En tête des priorités de la présidente Saloua cette année : la mise en œuvre de la Stratégie Maroc Digital 2020. Un chantier ambitieux pour une femme passionnée des technologies de l’information, chantre de la vie associative et mère attentionnée. Décryptage d’une vie partagée en trois.

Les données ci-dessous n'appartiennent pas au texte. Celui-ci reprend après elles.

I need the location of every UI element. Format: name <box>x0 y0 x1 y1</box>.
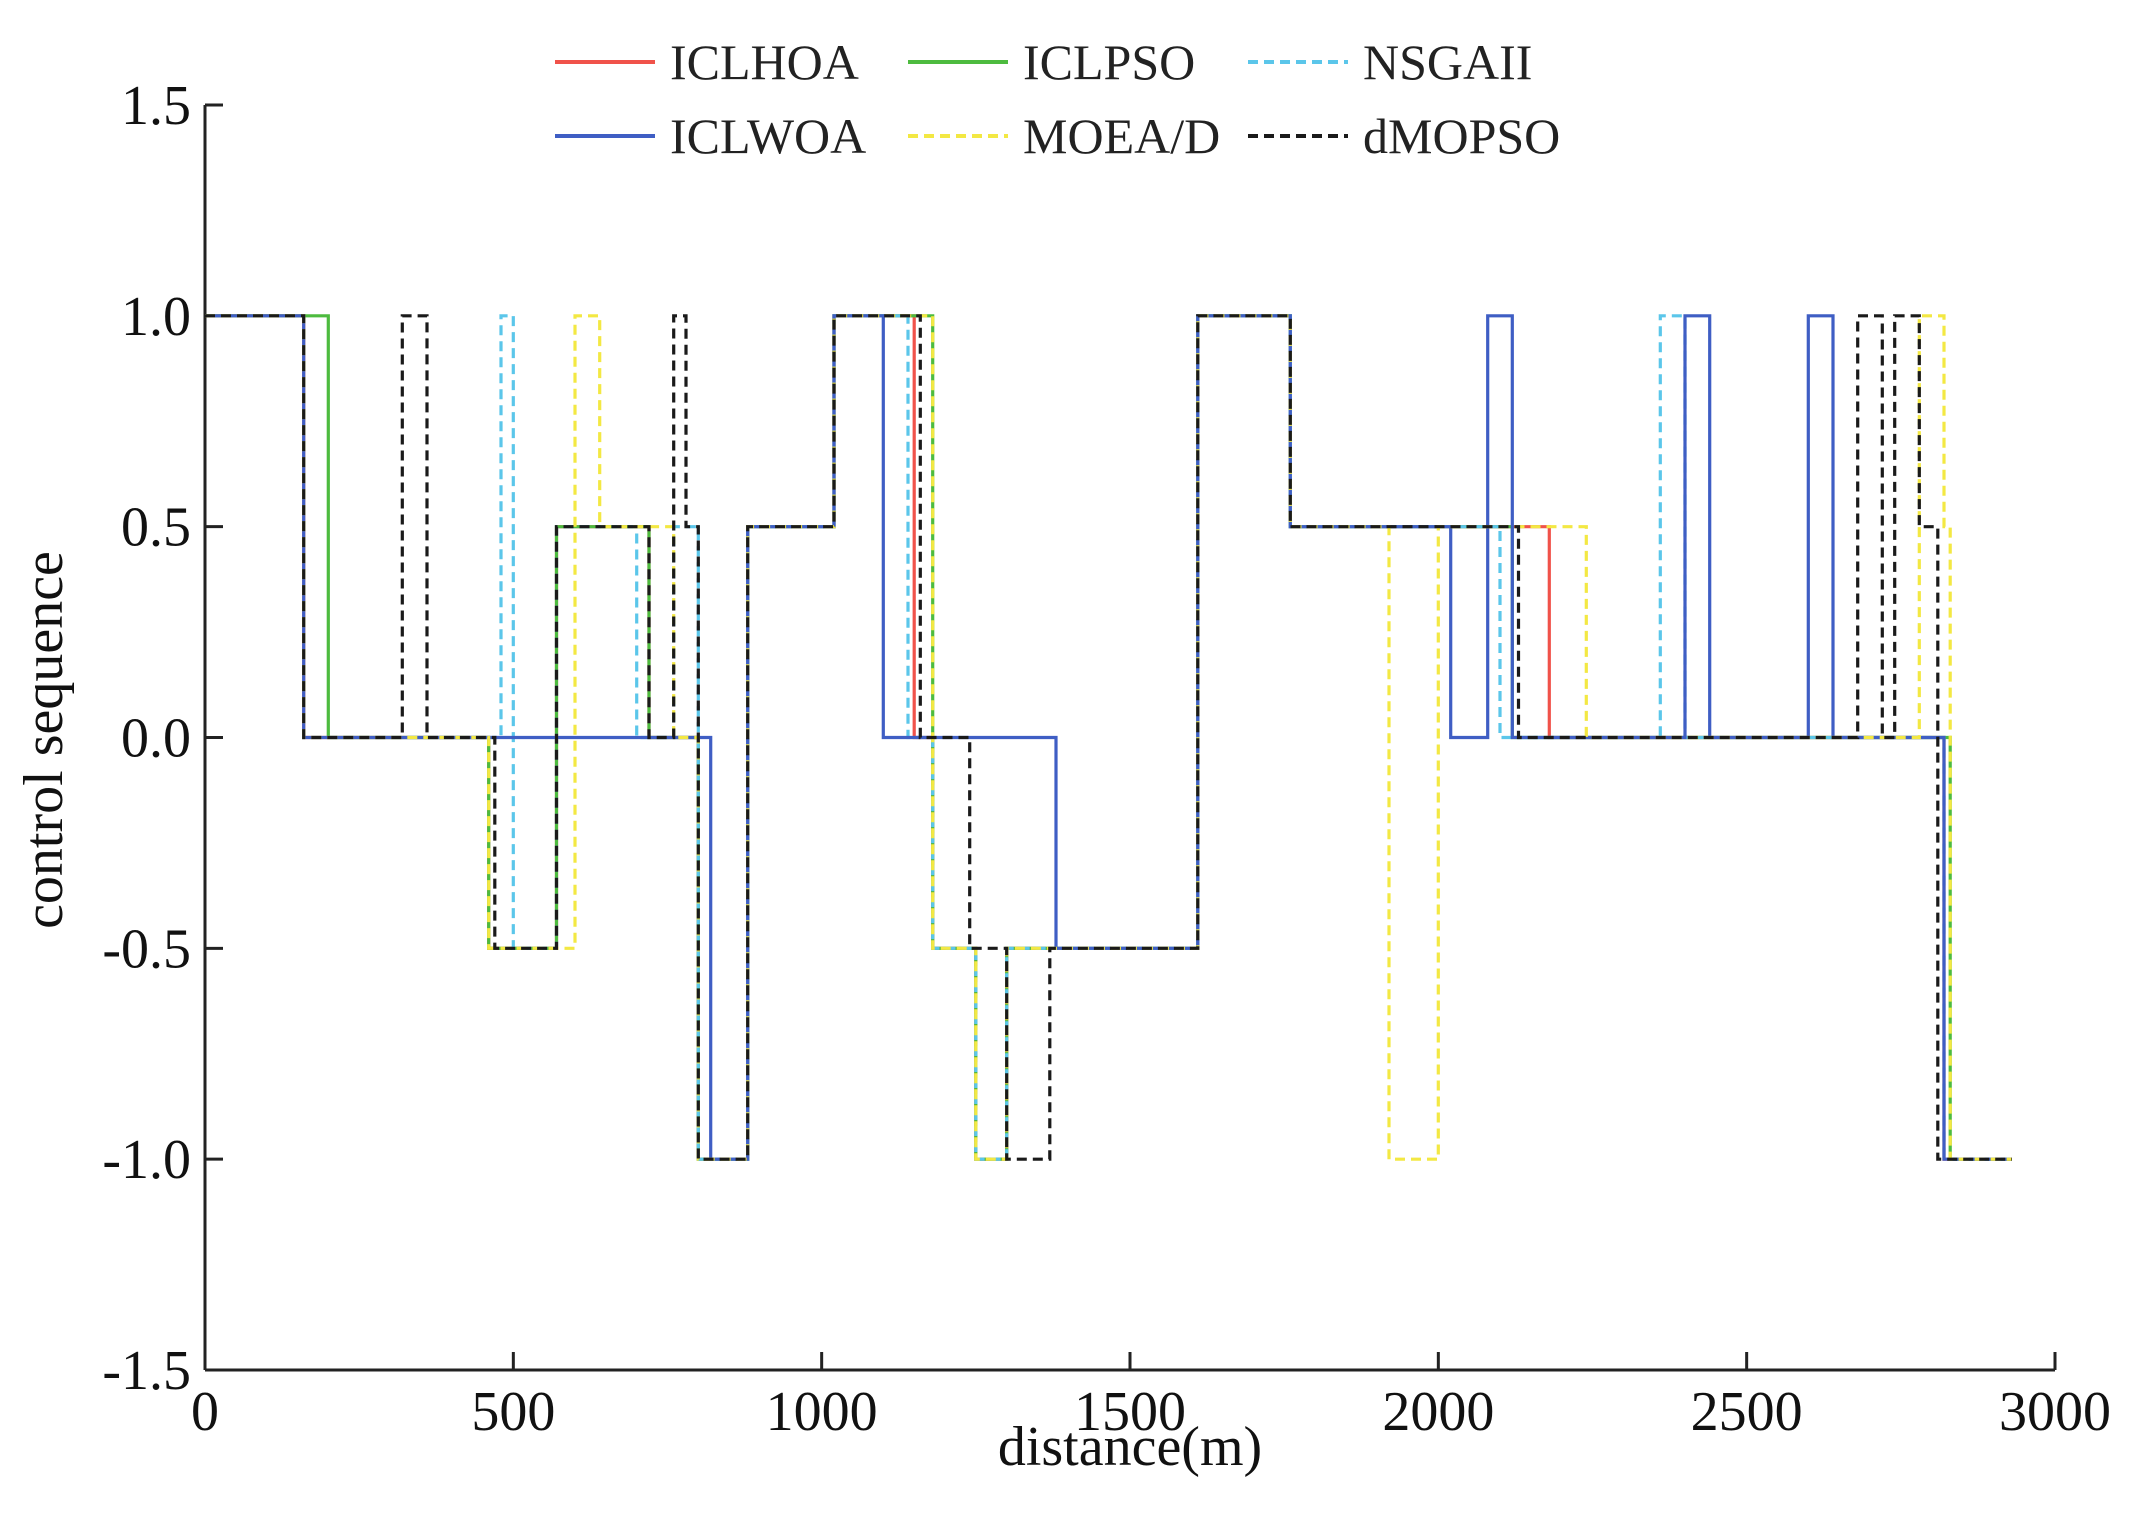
x-tick-label: 0 <box>191 1381 219 1443</box>
x-axis-title: distance(m) <box>998 1416 1262 1478</box>
y-tick-label: 1.5 <box>121 75 191 137</box>
y-tick-label: 0.0 <box>121 708 191 770</box>
x-tick-label: 1500 <box>1074 1381 1186 1443</box>
legend-label: ICLPSO <box>1023 34 1195 90</box>
legend-label: ICLWOA <box>670 108 866 164</box>
x-tick-label: 500 <box>471 1381 555 1443</box>
y-tick-label: 0.5 <box>121 497 191 559</box>
legend-label: NSGAII <box>1363 34 1532 90</box>
legend-label: dMOPSO <box>1363 108 1560 164</box>
y-tick-label: -1.5 <box>102 1340 191 1402</box>
legend-label: ICLHOA <box>670 34 859 90</box>
ticks: 0 500 1000 1500 2000 2500 3000 1.5 1.0 0.5 0.0 -0.5… <box>102 75 2111 1443</box>
x-tick-label: 2000 <box>1382 1381 1494 1443</box>
y-tick-label: -0.5 <box>102 918 191 980</box>
x-tick-label: 1000 <box>766 1381 878 1443</box>
y-axis-title: control sequence <box>13 551 75 929</box>
series-line-dmopso <box>205 314 2012 1161</box>
legend-label: MOEA/D <box>1023 108 1220 164</box>
x-tick-label: 2500 <box>1691 1381 1803 1443</box>
y-tick-label: 1.0 <box>121 286 191 348</box>
y-tick-label: -1.0 <box>102 1129 191 1191</box>
series-layer <box>205 314 2012 1161</box>
x-tick-label: 3000 <box>1999 1381 2111 1443</box>
legend: ICLHOA ICLPSO NSGAII ICLWOA MOEA/D dMOPSO <box>555 34 1560 164</box>
series-line-nsgaii <box>205 314 2012 1161</box>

(CIO Mag) – Hôtel King Fahd Palace, la pointe des Almadies, à Dakar, mardi 21 février 2017. Saloua Karkri-Belkziz participe au Salon international des professionnels de l’économie numérique (Sipen) qui dure deux jours. Jeudi 23 février, elle s’envole pour la Côte d’Ivoire, et prend ses quartiers au Sofitel Abidjan hôtel Ivoire. Au programme de cette mission préparatoire à la visite officielle de sa Majesté le Roi Mohammed VI : une réunion du Groupe d’impulsion économique Maroc-Côte d’Ivoire (Giemci) ; la visite de quelques bâtiments pour choisir celui qui abritera le futur Technocentre d’Abidjan (une réplique du Technopark Casablanca) ; ainsi que la signature d’accords et de mémorandums sous l’égide du Souverain et du Président Ouattara.

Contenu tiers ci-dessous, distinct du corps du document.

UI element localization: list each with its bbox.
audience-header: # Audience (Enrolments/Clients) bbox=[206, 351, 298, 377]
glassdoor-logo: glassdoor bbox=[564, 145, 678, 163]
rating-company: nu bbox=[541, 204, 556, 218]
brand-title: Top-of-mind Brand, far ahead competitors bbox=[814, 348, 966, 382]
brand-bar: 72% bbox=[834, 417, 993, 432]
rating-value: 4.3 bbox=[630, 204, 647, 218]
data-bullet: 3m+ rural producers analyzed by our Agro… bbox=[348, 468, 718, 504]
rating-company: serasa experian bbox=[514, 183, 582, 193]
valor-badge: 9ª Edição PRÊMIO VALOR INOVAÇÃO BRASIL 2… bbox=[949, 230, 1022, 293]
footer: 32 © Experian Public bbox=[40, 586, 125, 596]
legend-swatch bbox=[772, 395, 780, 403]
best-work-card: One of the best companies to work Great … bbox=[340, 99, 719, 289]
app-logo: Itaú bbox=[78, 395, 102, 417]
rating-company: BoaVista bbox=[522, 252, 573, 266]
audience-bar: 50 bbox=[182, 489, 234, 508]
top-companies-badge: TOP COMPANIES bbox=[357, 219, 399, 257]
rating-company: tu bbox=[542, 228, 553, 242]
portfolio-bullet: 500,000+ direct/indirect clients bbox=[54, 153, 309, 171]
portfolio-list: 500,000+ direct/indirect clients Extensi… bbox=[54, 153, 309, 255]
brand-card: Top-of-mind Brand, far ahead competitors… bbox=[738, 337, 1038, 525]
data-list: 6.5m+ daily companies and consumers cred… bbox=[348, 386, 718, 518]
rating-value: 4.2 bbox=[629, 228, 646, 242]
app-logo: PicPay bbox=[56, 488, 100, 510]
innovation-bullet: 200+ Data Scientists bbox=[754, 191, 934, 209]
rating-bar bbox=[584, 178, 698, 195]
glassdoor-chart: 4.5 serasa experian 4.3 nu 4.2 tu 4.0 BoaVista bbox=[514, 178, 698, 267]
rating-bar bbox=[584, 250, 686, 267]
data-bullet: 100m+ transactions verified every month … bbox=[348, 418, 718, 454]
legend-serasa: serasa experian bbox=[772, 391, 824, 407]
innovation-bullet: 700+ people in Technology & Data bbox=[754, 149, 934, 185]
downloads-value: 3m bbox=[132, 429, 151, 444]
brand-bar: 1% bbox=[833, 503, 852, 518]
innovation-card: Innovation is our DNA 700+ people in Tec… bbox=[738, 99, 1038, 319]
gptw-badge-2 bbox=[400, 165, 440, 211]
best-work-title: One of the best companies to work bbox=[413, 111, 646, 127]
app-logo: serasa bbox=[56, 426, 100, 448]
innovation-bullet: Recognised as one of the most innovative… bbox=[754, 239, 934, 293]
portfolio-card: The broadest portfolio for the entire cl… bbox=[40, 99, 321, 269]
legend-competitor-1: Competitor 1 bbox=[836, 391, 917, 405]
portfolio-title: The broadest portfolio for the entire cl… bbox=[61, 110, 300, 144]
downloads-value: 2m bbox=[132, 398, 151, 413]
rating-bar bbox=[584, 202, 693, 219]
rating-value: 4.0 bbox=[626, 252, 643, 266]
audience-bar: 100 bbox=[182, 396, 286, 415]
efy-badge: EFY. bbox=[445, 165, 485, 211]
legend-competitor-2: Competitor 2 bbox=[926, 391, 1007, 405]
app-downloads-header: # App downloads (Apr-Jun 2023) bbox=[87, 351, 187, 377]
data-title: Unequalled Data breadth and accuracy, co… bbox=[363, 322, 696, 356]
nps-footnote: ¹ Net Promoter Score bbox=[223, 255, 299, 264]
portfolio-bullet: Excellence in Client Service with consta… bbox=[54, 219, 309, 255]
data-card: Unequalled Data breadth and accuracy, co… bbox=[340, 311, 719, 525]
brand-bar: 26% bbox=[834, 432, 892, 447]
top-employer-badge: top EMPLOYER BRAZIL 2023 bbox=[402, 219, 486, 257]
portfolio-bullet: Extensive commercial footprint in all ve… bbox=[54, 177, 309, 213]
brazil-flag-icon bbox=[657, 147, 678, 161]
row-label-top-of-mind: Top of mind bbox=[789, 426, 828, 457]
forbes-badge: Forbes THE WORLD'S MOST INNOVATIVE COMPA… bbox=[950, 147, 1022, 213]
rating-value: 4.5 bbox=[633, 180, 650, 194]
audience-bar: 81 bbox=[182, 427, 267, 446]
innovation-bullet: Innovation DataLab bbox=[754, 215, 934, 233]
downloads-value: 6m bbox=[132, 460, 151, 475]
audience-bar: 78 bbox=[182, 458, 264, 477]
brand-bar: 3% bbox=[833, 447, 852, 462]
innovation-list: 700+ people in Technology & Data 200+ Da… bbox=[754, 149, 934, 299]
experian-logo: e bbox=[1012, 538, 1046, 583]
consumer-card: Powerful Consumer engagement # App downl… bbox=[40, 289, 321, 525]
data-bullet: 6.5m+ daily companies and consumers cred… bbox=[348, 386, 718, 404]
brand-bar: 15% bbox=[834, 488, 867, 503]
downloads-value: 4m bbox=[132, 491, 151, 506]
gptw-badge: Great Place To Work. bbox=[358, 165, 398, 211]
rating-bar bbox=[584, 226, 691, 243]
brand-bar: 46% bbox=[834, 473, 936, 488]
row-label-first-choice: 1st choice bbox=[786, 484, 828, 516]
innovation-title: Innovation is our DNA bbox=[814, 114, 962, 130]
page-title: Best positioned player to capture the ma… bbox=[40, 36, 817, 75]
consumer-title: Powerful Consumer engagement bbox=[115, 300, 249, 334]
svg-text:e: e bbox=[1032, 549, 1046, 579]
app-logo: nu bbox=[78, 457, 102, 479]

L’agenda de Mme Belkziz s’annonce plus que chargé. Malgré cela, la présidente de la Fédération marocaine des technologies de l’information, des télécommunications et de l’offshoring (Apebi) et PDG de GFI Maroc accepte de nous accorder un entretien. Dans la matinée du vendredi 24 février, il est 9 heures passées de quelques minutes quand nous prenons place dans l’un des restaurants du Sofitel. Entre viennoiseries et café, nous évoquons le leadership de la gente féminine dans l’essor d’un écosystème numérique viable en Afrique. Calmement, la présidente de l’Apebi fait observer que l’absence des femmes dans les hautes sphères de décisions économiques se constate malheureusement dans l’ensemble des secteurs d’activité, pas seulement dans le numérique. En cause ? Des facteurs sociologiques.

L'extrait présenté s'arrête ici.